Doesn't a whole f-stop flash differnece seem like a lot. Do the math. If you're getting 50% or even 60% of the light from ambient, a -2.0 flash adds 25% more and a -3.0 adds 12.5 % more. Both of these give the jacks something like 75% and renders then just right to go with a nnice blue water color. This allows you to really control the balance of the ambient light part of the picture with the flash part, regardless of whether the jack come a bit closer or not, because the TTL will simply cut the flash output a bit. And you will have incredible difficulty matching this with any manual flash guide numbers or tables for different distances.

 

And this same technique can work on reef scenes or anywhere ambient light makes a major contribution to the exposure. All you need are good TTL strobes.

 

In an earlier post Dr. Mustard posed a situation of a wide-angle shot with a yellow sponge on the left side of the shot and a darker red one on the right. And said How can I do it with TTL? The answer is fairly straight forward. Since the yellow sponge is already brighter than the red one, position the strobe more to the right side of the picture and at enough of an elevation so that the distance to the front part of the sponge and its farther parts are more equal.

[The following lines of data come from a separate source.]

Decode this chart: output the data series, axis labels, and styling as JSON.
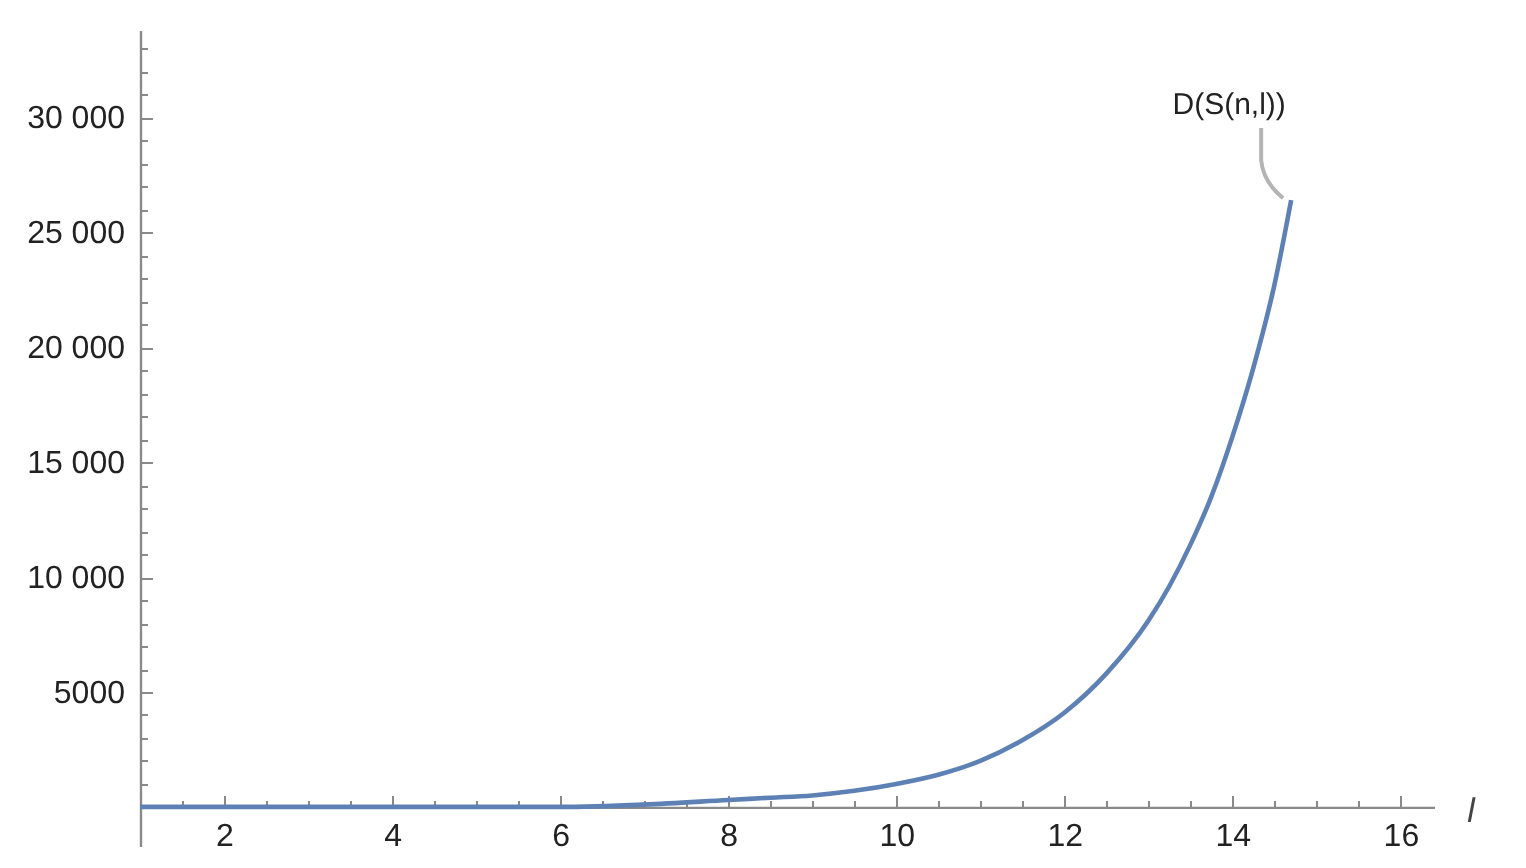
{
  "chart_data": {
    "type": "line",
    "xlabel": "l",
    "x": [
      1,
      2,
      3,
      4,
      5,
      6,
      7,
      8,
      8.5,
      9,
      9.5,
      10,
      10.5,
      11,
      11.5,
      12,
      12.5,
      13,
      13.25,
      13.5,
      13.75,
      14,
      14.25,
      14.5,
      14.7
    ],
    "series": [
      {
        "name": "D(S(n,l))",
        "color": "#5e81b5",
        "values": [
          0,
          0,
          0,
          0,
          0,
          0,
          100,
          300,
          400,
          500,
          700,
          1000,
          1400,
          2000,
          2900,
          4100,
          5800,
          8100,
          9600,
          11400,
          13500,
          16100,
          19100,
          22700,
          26400
        ]
      }
    ],
    "xlim": [
      1,
      16.4
    ],
    "xticks": [
      {
        "value": 1.5,
        "label": null
      },
      2,
      {
        "value": 2.5,
        "label": null
      },
      {
        "value": 3,
        "label": null
      },
      {
        "value": 3.5,
        "label": null
      },
      4,
      {
        "value": 4.5,
        "label": null
      },
      {
        "value": 5,
        "label": null
      },
      {
        "value": 5.5,
        "label": null
      },
      6,
      {
        "value": 6.5,
        "label": null
      },
      {
        "value": 7,
        "label": null
      },
      {
        "value": 7.5,
        "label": null
      },
      8,
      {
        "value": 8.5,
        "label": null
      },
      {
        "value": 9,
        "label": null
      },
      {
        "value": 9.5,
        "label": null
      },
      10,
      {
        "value": 10.5,
        "label": null
      },
      {
        "value": 11,
        "label": null
      },
      {
        "value": 11.5,
        "label": null
      },
      12,
      {
        "value": 12.5,
        "label": null
      },
      {
        "value": 13,
        "label": null
      },
      {
        "value": 13.5,
        "label": null
      },
      14,
      {
        "value": 14.5,
        "label": null
      },
      {
        "value": 15,
        "label": null
      },
      {
        "value": 15.5,
        "label": null
      },
      16
    ],
    "ylim": [
      -1700,
      33800
    ],
    "yticks": [
      {
        "value": 1000,
        "label": null
      },
      {
        "value": 2000,
        "label": null
      },
      {
        "value": 3000,
        "label": null
      },
      {
        "value": 4000,
        "label": null
      },
      5000,
      {
        "value": 6000,
        "label": null
      },
      {
        "value": 7000,
        "label": null
      },
      {
        "value": 8000,
        "label": null
      },
      {
        "value": 9000,
        "label": null
      },
      {
        "value": 10000,
        "label": "10 000"
      },
      {
        "value": 11000,
        "label": null
      },
      {
        "value": 12000,
        "label": null
      },
      {
        "value": 13000,
        "label": null
      },
      {
        "value": 14000,
        "label": null
      },
      {
        "value": 15000,
        "label": "15 000"
      },
      {
        "value": 16000,
        "label": null
      },
      {
        "value": 17000,
        "label": null
      },
      {
        "value": 18000,
        "label": null
      },
      {
        "value": 19000,
        "label": null
      },
      {
        "value": 20000,
        "label": "20 000"
      },
      {
        "value": 21000,
        "label": null
      },
      {
        "value": 22000,
        "label": null
      },
      {
        "value": 23000,
        "label": null
      },
      {
        "value": 24000,
        "label": null
      },
      {
        "value": 25000,
        "label": "25 000"
      },
      {
        "value": 26000,
        "label": null
      },
      {
        "value": 27000,
        "label": null
      },
      {
        "value": 28000,
        "label": null
      },
      {
        "value": 29000,
        "label": null
      },
      {
        "value": 30000,
        "label": "30 000"
      },
      {
        "value": 31000,
        "label": null
      },
      {
        "value": 32000,
        "label": null
      },
      {
        "value": 33000,
        "label": null
      }
    ],
    "line_style": "solid"
  }
}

Even easier if you use twin strobes for wide-angle and simply move the strobe on the left side much farther back that the one on the right.

 

Eric Hanauer in his post said, "Its that 2 1/2 stop latitude on the dark side that got me hooked." James wisely stated later that even with digital you can't really miss the shot by two f-stops and still not pay a price, which is something I've confirmed playing with a Fuji S2. If you simply use digital so that you can better correct your bad exposures, then I feel you'd do a lot better learning how to use your camera better.

 

This does not mean that I don't like digital. In fact I've just ordered a D2X. But I feel I'll be using it mainly topside until someone comes up with a really good underwater I-TTL strobe. In the meantime, I expect I'll continue to do most of my underwater shooting with a film camera and good TTL strobes.